Despite the cell and gene therapy (CGT) space experiencing a notable funding slump, some investors were encouraged over the past few months to reexamine this trend.
ArsenalBio’s September 2024 $325M Series C announcement had some hoping for a new influx of investments similar to those in 2020 and 2021. However, broader trends in the industry are likely to overpower any spillover effects from this isolated announcement.
The notable overall decline in CGT funding since 2020 is front and center. Investment in the space has fallen precipitously and is down more than 50% in the past three years. Alongside a retooling of finite R&D budgets by many pharma companies, all signs indicate that a slowdown is still imminent.
To move forward, pharma companies and biotechs must employ a combination of smart innovation and enhanced deal-making.
Why CGT development has plateaued
In the 2010s, the prominence of CGT in the drug pipeline accelerated tremendously. By the end of the decade, about 16% of the total pipeline, or every 1 in 6 drugs introduced, was a CGT. However, the renaissance of other modalities, including ADCs, RNA, and bispecific antibodies, has since upended the landscape.
These often-competing drug classes have dominated the headlines in recent years with a string of clinical successes and impressive revenue forecasts. In contrast, cell and gene therapies have faced persistent regulatory setbacks and commercial challenges. At face value, $6 billion in CGT sales in 2023 does show some degree of adoption in the market, although this figure represented just 0.6% of total industry revenues. Crucially, this is also just a small fraction of the R&D expenditures needed to develop these therapies over the past decade.
With questions remaining as to whether drugmakers can improve margins — even as treatments become more commonplace — investors have pulled back, leaving some VC-backed CGT biotechs struggling. Contrasting the fortunes of other hot drug classes, it is possible that CGTs may have reached their apex. So, where do they go next?
The importance of deal-making in CGT’s next act
As the oncology space continues to rake in R&D spending on new technologies, the CGT space may comparatively languish, failing to regain the same level of VC interest or investment as in peak years.
However, the space may have a second chance to thrive through an uptick in deal-making. In 2023, pharma companies spent a record $300 billion on R&D budgets, a 50% increase from the pre-pandemic era.
As COVID revenues fell away, this represents an impressive 30% of total industry revenues. However, as profit warnings from CDMOs are already beginning to indicate, these funding levels are unsustainable long term. With the R&D spending ratio expected to moderate to 22% by the end of the decade, drugmakers must look elsewhere to sustain their bottom lines as they confront a well-publicized patent cliff.
It’s highly probable that licensing and M&A activity with CGT biotechs will increase. Rather than expending years and billions of dollars to develop entirely new treatments in-house, pharma companies may look to partner with life science companies already experienced in this space.
Evidence of an uptick emerging
Since 2022, pharma companies have inked 246 partnership deals focusing on cell and gene therapy programs and platforms, indicating the appeal of this route to both pharma and life science companies.

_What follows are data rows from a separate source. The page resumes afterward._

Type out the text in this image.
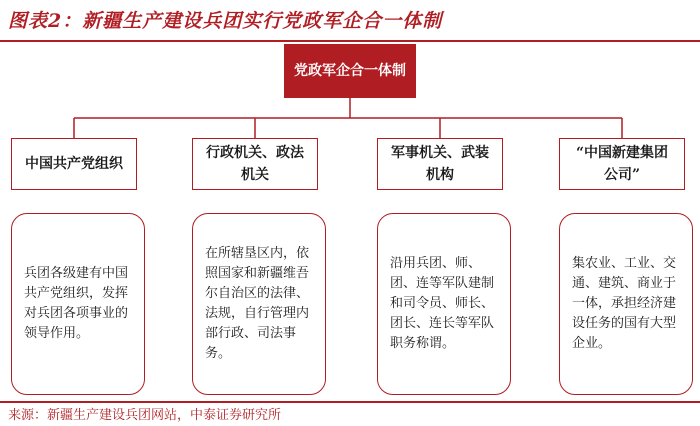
图表2：新疆生产建设兵团实行党政军企合一体制
党政军企合一体制
中国共产党组织
行政机关、政法机关
军事机关、武装机构
“中国新建集团公司”
兵团各级建有中国共产党组织，发挥对兵团各项事业的领导作用。
在所辖垦区内，依照国家和新疆维吾尔自治区的法律、法规，自行管理内部行政、司法事务。
沿用兵团、师、团、连等军队建制和司令员、师长、团长、连长等军队职务称谓。
集农业、工业、交通、建筑、商业于一体，承担经济建设任务的国有大型企业。
来源：新疆生产建设兵团网站，中泰证券研究所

One particularly lucrative example of this is Novo’s $1.92bn partnership with Life Edit Therapeutics last year to develop base-editing therapies against certain targets. Suppressed valuations for CGT biotechs may also encourage acquisitions ahead of partnerships, as evidenced by the recent takeouts of Orchard Therapeutics and Decibel Therapeutics.
Particularly given the extremely high R&D costs for CGTs, increased M&A could be a salient prospect for many other budget-conscious drug manufacturers. Additionally, with the funding landscape for these treatments still relatively rocky, pharma companies may find a surprising amount of biotechs willing to come to the table.
While R&D budgets will likely continue to be strained on account of the IRA’s drug pricing measures in the U.S., standout technologies will always attract investment. Furthermore, clinical applications for CGTs shy away from the areas of large healthcare expenditure that are targeted for cuts. And despite a relatively underdeveloped market thus far, the next-wave generation of CGTs for diseases such as multiple myeloma and Duchenne muscular dystrophy carry promising commercial prospects.
Thus, larger pharma companies will place more emphasis than ever on finding new strategies to lower costs, expedite timelines, and improve success rates for developing cell and gene therapies. Succeeding in this landscape will require a new approach: one that combines smart innovation and enhanced deal-making.